Question

A textile mill wishes to establish a control procedure on flaws in towels it manufactures. Using an inspection unit of 50 units, past inspection data show that 100 previous inspection units had 850 total flaws. What type of control chart is appropriate? Design the control chart such that it has two-sided probability control limits of α=0.06, approximately. Give the center line and control limits.

Answer 1

The appropriate control chart for the textile mill is the p-chart. The center line is 8.5 flaws per unit, and the control limits can be calculated using the formula LCL = p - Z * sqrt((p(1-p)) / n) and UCL = p + Z * sqrt((p(1-p)) / n).

Step-by-step explanation:

The appropriate control chart for the textile mill to establish a control procedure on flaws in towels is the p-chart. This chart is used to monitor the proportion of defects in a process. The center line of the p-chart is calculated using the formula p = defects / units inspected. In this case, the center line is 850 / 100 = 8.5 flaws per unit. The control limits are calculated using the formula:

• Upper Control Limit (UCL) = p + Z * sqrt((p(1-p)) / n)
• Lower Control Limit (LCL) = p - Z * sqrt((p(1-p)) / n)

Where p is the proportion of defects, Z is the Z-score corresponding to the desired level of significance (such as 0.06), and n is the number of units inspected. The Z-score can be calculated using a Z-table or a statistical software.
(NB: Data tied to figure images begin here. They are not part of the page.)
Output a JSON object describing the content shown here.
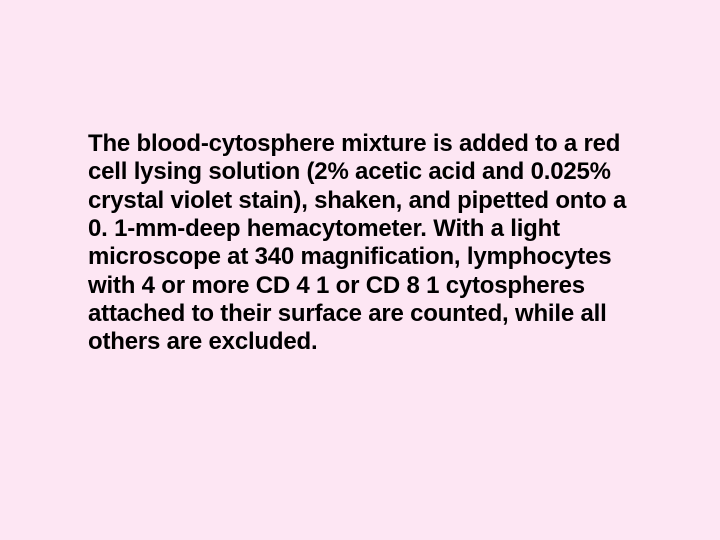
{
  "slide": {
    "background_color": "#fde6f3",
    "text_color": "#000000",
    "font_family": "Arial",
    "font_size_pt": 18,
    "font_weight": "bold",
    "body_text": "The blood-cytosphere mixture is added to a red cell lysing solution (2% acetic acid and 0.025% crystal violet stain), shaken, and pipetted onto a 0. 1-mm-deep hemacytometer. With a light microscope at 340 magnification, lymphocytes with 4 or more CD 4 1 or CD 8 1 cytospheres attached to their surface are counted, while all others are excluded."
  }
}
The control chart is used to determine if the process is in control or if there are any special causes of variation that need to be addressed.

Answer 2

•A c-chart is the appropriate control chart

• c' = 8.5

• Control limits, CL = 8.5

Lower control limits, LCL = 0

Upper control limits, UCL = 17.25

Step-by-step explanation:

A c chart is a quality control chart used for the number of flaws per unit.

Given:

Past inspection data:

Number of units= 100

Total flaws = 850

We now have:

c' = 850/100

= 8.5

Where CL = c' = 8.5

For control limits, we have:

CL = c'

UCL = c' + 3√c'

LCL = c' - 3√c'

The CL stands for the normal control limit, while the UCL and LCL are the upper and lower control limits respectively

Calculating the various control limits we have:

CL = c'

CL = 8.5

UCL = 8.5 + 3√8.5

= 17.25

LCL = 8.5 - 3√8.5

= -0.25

A negative LCL tend to be 0. Therefore,

LCL = 0